I realised that books in which sad things happen to the four-legged and furred or feathered characters were even sadder than the books in which sad things happened to human characters.

So, I steered clear of those stories for the most part. But sometimes one slipped under my radar. Erika Ritter’s The Hidden Life of Humans was one of the first to slip into the mix of my adult reading.

When I spotted this Shutterstock graphic for the Year of the Dog, I thought of Jack and China, Hercules and Flush, Almondine and Murphy, and Pearl and Junket.

I’ve forgotten most (if not all) of the names of the human characters in those stories, but I remember the names of their loyal companions. (It’s also true that I was born in the year of the dog. This is going to be a busy year for me apparently, lots to learn and lots to consider.)

I haven’t read all the books in the collage above. I missed that Anne White book but I loved her Junket when I was a girl; I’ve read others by Paul Auster, but not Timbuktu; the Jim Kjelgaard books were on my school library shelves for as long as I can remember, but I only pulled them from the shelves to look at the pictures and never read them (probably because they were about boys); and the same was true for Lad: A Dog, which still sits on my shelf unread (maybe this year – it would be perfect, wouldn’t it).
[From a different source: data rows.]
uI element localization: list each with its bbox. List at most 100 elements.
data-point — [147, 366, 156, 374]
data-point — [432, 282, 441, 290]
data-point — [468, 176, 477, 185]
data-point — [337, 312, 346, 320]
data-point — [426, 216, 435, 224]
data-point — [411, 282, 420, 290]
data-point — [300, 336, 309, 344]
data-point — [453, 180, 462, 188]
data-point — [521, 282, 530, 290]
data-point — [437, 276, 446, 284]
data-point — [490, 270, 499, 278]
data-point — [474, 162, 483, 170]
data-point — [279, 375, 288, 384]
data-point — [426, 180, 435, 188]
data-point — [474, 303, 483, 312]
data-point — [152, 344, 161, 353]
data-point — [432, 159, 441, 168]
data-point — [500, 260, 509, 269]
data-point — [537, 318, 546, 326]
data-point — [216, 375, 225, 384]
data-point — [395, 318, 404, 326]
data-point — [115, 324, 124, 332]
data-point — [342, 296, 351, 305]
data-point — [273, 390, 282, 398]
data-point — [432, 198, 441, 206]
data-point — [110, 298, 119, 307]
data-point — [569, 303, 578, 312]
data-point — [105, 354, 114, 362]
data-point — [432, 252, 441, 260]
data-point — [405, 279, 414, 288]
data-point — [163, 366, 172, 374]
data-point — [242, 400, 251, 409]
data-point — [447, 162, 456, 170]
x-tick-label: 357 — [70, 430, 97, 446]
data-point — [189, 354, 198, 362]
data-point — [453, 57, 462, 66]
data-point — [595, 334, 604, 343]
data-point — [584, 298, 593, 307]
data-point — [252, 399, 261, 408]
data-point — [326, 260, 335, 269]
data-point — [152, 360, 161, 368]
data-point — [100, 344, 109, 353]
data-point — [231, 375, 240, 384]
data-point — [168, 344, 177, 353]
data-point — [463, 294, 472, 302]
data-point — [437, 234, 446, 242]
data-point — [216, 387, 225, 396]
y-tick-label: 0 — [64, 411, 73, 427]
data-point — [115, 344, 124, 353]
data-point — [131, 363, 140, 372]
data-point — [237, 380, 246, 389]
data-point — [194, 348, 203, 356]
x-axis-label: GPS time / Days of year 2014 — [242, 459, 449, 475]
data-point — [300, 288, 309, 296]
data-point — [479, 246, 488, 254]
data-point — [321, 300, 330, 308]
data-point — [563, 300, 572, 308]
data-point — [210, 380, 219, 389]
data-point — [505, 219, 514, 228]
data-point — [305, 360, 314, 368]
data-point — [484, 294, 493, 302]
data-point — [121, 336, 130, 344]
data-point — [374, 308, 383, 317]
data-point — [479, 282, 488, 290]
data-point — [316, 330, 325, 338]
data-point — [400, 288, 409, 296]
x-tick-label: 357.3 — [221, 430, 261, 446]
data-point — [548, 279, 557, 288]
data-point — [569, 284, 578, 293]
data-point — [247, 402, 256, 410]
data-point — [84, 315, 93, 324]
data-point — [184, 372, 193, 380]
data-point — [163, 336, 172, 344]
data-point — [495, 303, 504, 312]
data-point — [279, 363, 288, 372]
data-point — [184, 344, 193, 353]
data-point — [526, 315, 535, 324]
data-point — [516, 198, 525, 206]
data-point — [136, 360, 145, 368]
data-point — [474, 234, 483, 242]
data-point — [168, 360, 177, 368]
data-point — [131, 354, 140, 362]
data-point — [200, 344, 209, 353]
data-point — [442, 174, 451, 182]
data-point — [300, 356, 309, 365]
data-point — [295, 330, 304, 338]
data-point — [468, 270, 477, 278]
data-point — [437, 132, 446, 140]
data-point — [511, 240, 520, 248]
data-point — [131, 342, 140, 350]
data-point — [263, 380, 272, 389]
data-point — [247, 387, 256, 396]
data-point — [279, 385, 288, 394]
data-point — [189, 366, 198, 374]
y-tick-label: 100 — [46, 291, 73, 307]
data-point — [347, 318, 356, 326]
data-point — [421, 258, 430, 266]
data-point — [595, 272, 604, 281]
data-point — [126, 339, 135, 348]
The others I have read and can recommend, from Erika Ritter’s humourous The Hidden Life of Humans to the not-so-humourous David Wroblewski’s The Ballad of Edgar Sawtelle.

Sometimes the books revolve around the dogs, sometimes, as with Jesmyn Ward’s Salvage the Bones and Louise Erdrich’s The Round House, I cannot imagine the characters having endured their stories without their canine companions, but the focus is on the humans’ stories.

Even though I am spoiler-phobic, I have been known to ask a friend to outline an animal’s story in a novel (leaving aside the question of human characters), before I read on.

This was all the warning I needed to avoid Andre Alexis’ Fifteen Dogs, for instance, but, in the end, Stephanie at Bella’s Bookshelves and I decided to read it anyway (because it seemed to be winning all the CanLit awards and we were the last two Canadian readers to brave it).

Many of the books I enjoyed as a girl were mostly about the people, but I think, now, that the reason I enjoyed them (the characters and their stories) is because of their four-legged companions.

Laura Ingalls was an all-right sort, because she was not as incurably “good” as her sister Mary, but their love of Jack settled it for me. (There was no Birchbark House for me as a young reader,unfortunately, although I would have loved  Little Frog’s crow companion too: I was raised on settler narratives.)

When I thought about writing this post, I was inclined to begin with “I am actually a…person” and you can see where that was headed.

But I am disappointed in the tendency to make things about choosing, about taking sides. I am frustrated with the idea of living in an either/or world, of having absorbed the lesson of needing to declare an allegiance, silently creating a conflict where one need not exist.

Perhaps sometimes that is unavoidable.

Certainly, sometimes that *is* unavoidable.

But here, at least, I can insist on my right to inhabit a space which is not about either/or but, rather, about and/and.

Yes, I am a cat person and I am a dog person too. I am, furthermore, a squirrel person, possum person, racoon person, crow person, and and and…

And, you? Is there a story about a dog you would suggest for a “Year of the Dog” reading list?